Military bases are a vital part of life in eastern North Carolina. The sound of Freedom is not only overhead regularly, but the bases are staffed with our friends, neighbors and family members. The military expenditures are a vital lifeline for our communities.
It is also not a new effort by local government and elected officials to try to enact laws, ordinances and safeguards to help our local military bases continue to operate. North Carolina has one of the largest military footprints of any state in the country. The military is the second largest industry in North Carolina behind agriculture.
One of the reasons military bases are so prevalent in North Carolina is because we have good bombing, flight and training ranges for pilots, said Craven County Commissioner ET Mitchell.

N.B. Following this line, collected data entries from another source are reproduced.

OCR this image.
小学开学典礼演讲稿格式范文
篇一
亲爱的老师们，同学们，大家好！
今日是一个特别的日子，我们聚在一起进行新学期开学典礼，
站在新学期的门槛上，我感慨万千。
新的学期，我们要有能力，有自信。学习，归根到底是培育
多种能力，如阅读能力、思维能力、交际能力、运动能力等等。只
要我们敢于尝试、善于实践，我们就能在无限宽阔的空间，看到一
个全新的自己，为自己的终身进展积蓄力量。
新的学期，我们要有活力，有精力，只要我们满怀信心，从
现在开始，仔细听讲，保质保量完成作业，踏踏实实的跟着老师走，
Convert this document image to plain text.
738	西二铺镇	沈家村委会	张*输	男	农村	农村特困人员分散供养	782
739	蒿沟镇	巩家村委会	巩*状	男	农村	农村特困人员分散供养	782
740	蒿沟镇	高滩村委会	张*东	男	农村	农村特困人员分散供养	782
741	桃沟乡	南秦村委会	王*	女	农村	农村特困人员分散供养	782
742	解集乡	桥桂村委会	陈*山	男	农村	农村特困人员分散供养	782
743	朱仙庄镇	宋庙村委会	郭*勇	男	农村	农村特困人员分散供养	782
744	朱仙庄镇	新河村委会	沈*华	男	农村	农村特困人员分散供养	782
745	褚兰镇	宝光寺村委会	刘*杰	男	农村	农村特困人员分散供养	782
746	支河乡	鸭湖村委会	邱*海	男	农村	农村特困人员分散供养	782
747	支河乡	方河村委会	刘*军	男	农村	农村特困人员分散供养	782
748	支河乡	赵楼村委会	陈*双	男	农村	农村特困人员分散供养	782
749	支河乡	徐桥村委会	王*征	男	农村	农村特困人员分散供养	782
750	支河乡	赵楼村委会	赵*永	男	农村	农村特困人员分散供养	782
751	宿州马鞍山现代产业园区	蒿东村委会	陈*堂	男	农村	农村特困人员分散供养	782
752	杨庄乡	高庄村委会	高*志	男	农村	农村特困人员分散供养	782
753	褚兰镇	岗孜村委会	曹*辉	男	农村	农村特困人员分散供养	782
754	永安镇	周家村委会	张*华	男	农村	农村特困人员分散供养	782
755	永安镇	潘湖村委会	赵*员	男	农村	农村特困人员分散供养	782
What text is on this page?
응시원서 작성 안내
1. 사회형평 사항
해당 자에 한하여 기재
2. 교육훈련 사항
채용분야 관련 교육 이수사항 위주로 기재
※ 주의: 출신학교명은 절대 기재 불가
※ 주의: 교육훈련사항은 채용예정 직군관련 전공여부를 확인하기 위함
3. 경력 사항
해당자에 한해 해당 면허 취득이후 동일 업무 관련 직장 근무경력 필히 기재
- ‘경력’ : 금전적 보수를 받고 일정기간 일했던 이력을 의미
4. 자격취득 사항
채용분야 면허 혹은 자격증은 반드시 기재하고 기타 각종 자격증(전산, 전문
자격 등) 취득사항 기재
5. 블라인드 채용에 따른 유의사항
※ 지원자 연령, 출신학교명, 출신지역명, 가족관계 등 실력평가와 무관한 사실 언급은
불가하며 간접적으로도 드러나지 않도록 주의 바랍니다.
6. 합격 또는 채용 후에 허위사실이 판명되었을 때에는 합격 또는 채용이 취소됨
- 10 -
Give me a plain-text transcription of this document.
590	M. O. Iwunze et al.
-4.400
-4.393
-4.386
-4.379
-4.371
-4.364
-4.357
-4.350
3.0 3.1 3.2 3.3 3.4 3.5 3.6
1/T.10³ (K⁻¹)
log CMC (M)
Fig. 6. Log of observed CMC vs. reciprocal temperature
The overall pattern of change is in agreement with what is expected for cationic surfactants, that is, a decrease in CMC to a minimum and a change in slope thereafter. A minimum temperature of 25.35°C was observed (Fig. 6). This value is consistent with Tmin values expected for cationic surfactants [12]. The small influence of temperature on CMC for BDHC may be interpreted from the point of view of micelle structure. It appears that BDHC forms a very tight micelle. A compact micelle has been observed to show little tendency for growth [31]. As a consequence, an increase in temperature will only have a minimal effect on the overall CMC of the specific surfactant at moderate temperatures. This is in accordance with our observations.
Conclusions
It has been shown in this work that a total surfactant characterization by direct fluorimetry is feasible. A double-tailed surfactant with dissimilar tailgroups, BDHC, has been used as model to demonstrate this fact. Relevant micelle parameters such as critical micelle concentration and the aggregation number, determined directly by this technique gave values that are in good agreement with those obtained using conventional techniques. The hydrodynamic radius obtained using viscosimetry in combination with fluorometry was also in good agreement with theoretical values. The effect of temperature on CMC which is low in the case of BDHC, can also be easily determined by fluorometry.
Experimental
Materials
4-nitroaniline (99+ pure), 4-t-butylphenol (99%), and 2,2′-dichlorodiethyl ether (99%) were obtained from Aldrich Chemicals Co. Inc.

We are for finding alternative energy sources but our top priority should be to support and protect our local bases. Efforts by local legislators like Sen. Harry Brown and Sen. Jim Perry, both Republicans in eastern North Carolina, are not an anti-green energy attempt. Local towns and counties have passed tall structure ordinances and other measures to help bases like Camp Lejeune, Seymour Johnson and Cherry Point should a Base Realignment and Closure, or BRAC, occur.
“No one is against sustainable energy or expanding them,” Mitchell said. “There is a need for more of them. This has to be managed carefully so you don’t have unintended consequences.”
Opponents to the bill have suggested that the Department of Defense Siting Clearinghouse and the Federal Aviation Administration already work to prevent conflicts with windmills and military training, so no specific statewide law is necessary.
“It’s also a safety issue, tall structures clutter the flight space and it impacts the safety of flight,” said Mitchell, who is a Navy veteran, and serves on a military affairs community and is a board member for ACT, Allies for Cherry Points Tomorrow. “We have military, commercial and private pilots all sharing the same airspace.”
Mitchell said it is not a clear and easy process, but there should be more coordination and a little more to protect bases.
Perry told us back in May 2019 that it’s not an issue of bases working with developers to mitigate potential hazards during potential development of windmill near bases but positioning our bases in the best possible ways during a BRAC.
“We have to adopt policies that minimize the risk of those bases closing down,” Perry said in a news release. “We are willing to continue listening to stakeholders on how best to protect the military and provide opportunities for wind development.”
Anyone who has worked with a military affairs committee in eastern North Carolina can tell you how competitive states are when it comes to securing military bases. The potential benefits of a windmill near a military base is far outweighed by the need to ensure local bases have the strongest hand if there is a BRAC.
There are other states in the Midwest that would love to have more military resources located in their markets, and there are ways states can apply pressure to tip the scales in their favor.
The Department of Defense supports green energy, and while they will never say no to tall structures around bases, we still believe it is important to advocate for additional protections.